Prototyping

Prototyping

Prototyping is defined as creating a model, which displays the necessary characteristics of a proposed system

  • Gathering requirements – these requirements will be stated by the knowledge workers as well as become apparent in comparison with the old or existing system
  • Create prototype of system – Confirm a technically proficient system by using prototypes and create basic screen and reports
  • Review by knowledge workers – create a model of the system that will be analyzed, inspected and evaluated by knowledge workers who will propose recommendations to have the system reach its maximum potential
  • Revise the prototype
  • Market the idea of the new system – use the prototype to sell the new system and convince the organization of the advantages of switching up to the new system

[edit] Outsourcing

Outsourcing is defined as having a third party (outside the organization) to build the organization’s system so expert minds can create the highest quality system by.

  • Outsourcing for development software –
    • Purchasing existing software and paying the publisher to make certain modifications and paying the publisher for the right to make modifications yourself
    • Outsourcing the development of an entirely new unique system for which no software exists
  • Selecting a target system – make sure there is no confidential information critical to the organization that others should not see. If the organization is small enough, consider selfsourcing
  • Establish logical requirements – IT specialists and knowledge workers collaborate in a joint application design (JAD) and discuss which tasks to undertake to make the system most successful to gather business requirements
  • Develop a request for a proposal – a request for proposal (RFP) is created and formalized.

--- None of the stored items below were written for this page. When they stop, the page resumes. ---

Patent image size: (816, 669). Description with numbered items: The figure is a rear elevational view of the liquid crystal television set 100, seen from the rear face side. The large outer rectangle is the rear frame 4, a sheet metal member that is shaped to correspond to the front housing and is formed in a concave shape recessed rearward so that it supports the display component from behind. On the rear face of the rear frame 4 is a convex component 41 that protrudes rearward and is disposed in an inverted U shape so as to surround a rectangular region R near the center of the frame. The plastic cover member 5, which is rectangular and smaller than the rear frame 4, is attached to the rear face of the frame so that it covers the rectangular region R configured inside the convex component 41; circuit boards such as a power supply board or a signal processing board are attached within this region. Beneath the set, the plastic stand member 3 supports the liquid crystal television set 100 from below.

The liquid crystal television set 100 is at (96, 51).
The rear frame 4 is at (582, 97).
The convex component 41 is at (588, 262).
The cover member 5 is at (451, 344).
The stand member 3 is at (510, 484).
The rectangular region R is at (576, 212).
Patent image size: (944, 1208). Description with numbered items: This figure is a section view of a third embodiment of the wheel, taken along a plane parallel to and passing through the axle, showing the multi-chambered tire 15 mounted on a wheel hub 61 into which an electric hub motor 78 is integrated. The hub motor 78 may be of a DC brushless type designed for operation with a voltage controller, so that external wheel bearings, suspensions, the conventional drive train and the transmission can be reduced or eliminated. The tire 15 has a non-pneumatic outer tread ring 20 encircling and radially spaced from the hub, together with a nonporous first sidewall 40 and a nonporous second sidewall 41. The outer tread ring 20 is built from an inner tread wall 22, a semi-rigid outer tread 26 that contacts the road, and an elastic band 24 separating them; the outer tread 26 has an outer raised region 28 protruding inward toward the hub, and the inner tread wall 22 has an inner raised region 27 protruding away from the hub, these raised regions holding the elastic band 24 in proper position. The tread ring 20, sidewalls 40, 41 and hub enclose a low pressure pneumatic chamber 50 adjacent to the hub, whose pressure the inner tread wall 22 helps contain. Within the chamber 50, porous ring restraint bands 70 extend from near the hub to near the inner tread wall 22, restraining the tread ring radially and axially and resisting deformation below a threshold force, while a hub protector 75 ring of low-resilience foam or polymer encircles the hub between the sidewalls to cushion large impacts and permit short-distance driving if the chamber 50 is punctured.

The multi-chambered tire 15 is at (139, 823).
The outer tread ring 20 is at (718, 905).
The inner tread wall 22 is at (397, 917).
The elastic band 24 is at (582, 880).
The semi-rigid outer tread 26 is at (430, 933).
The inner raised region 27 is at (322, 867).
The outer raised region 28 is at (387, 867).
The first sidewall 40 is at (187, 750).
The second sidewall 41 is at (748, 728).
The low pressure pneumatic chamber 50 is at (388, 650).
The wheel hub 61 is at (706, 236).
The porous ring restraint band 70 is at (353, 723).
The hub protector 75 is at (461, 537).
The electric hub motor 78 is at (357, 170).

It includes everything the home organization is looking for in the system and can be used as the legal binding contract
  • Evaluate request for proposed returns and choose a vendor amongst the many who have replied with different prototypes
  • Test and Accept a Solution – the chosen system must be tested by the home organization and a sign-off must be conducted
  • Monitor and Reevaluate – keep the system up to date with the changing environment and evaluate the chosen vendor’s ability and accommodate to maintain the system

Systems Development Life Cycle (SLC) in the United Kingdom’

The SDLC is referred to as the Systems Life Cycle (SLC) in the United Kingdom, whereby the following names are used for each stage:
1. Terms Of Reference — the management will decide what capabilities and objectives they wish the new system to incorporate;
2. Feasibility Study — asks whether the managements’ concept of their desired new system is actually an achievable, realistic goal, in-terms of money, time and end result difference to the original system. Often, it may be decided to simply update an existing system, rather than to completely replace one;
3. Fact Finding and Recording — how is the current system used? Often questionnaires are used here, but also just monitoring (watching) the staff to see how they work is better, as people will often be reluctant to be entirely honest through embarrassment about the parts of the existing system they have trouble with and find difficult if merely asked;
4. Analysis — free from any cost or unrealistic constraints, this stage lets minds run wild as ‘wonder systems’ can be thought-up, though all must incorporate everything asked for by the management in the Terms Of Reference section;
5. Design — designers will produce one or more ‘models’ of what they see a system eventually looking like, with ideas from the analysis section either used or discarded. A document will be produced with a description of the system, but nothing is specific — they might say ‘touchscreen’ or ‘GUI operating system’, but not mention any specific brands;
6. System Specification — having generically decided on which software packages to use and hardware to incorporate, you now have to be very specific, choosing exact models, brands and suppliers for each software application and hardware device;
7. Implementation and Review — set-up and install the new system (including writing any custom (bespoke) code required), train staff to use it and then monitor how it operates for initial problems, and then regularly maintain thereafter. During this stage, any old system that was in-use will usually be discarded once the new one has proved it is reliable and as usable.
8. Use – obviously the system needs to actually be used by somebody, otherwise the above process would be completely useless.
9. Close – the last step in a system’s life cycle is its end, which is most often forgotten when you design the system. The system can be closed, it can be migrated to another (more modern platform) or it’s data can be migrated into a replacing system.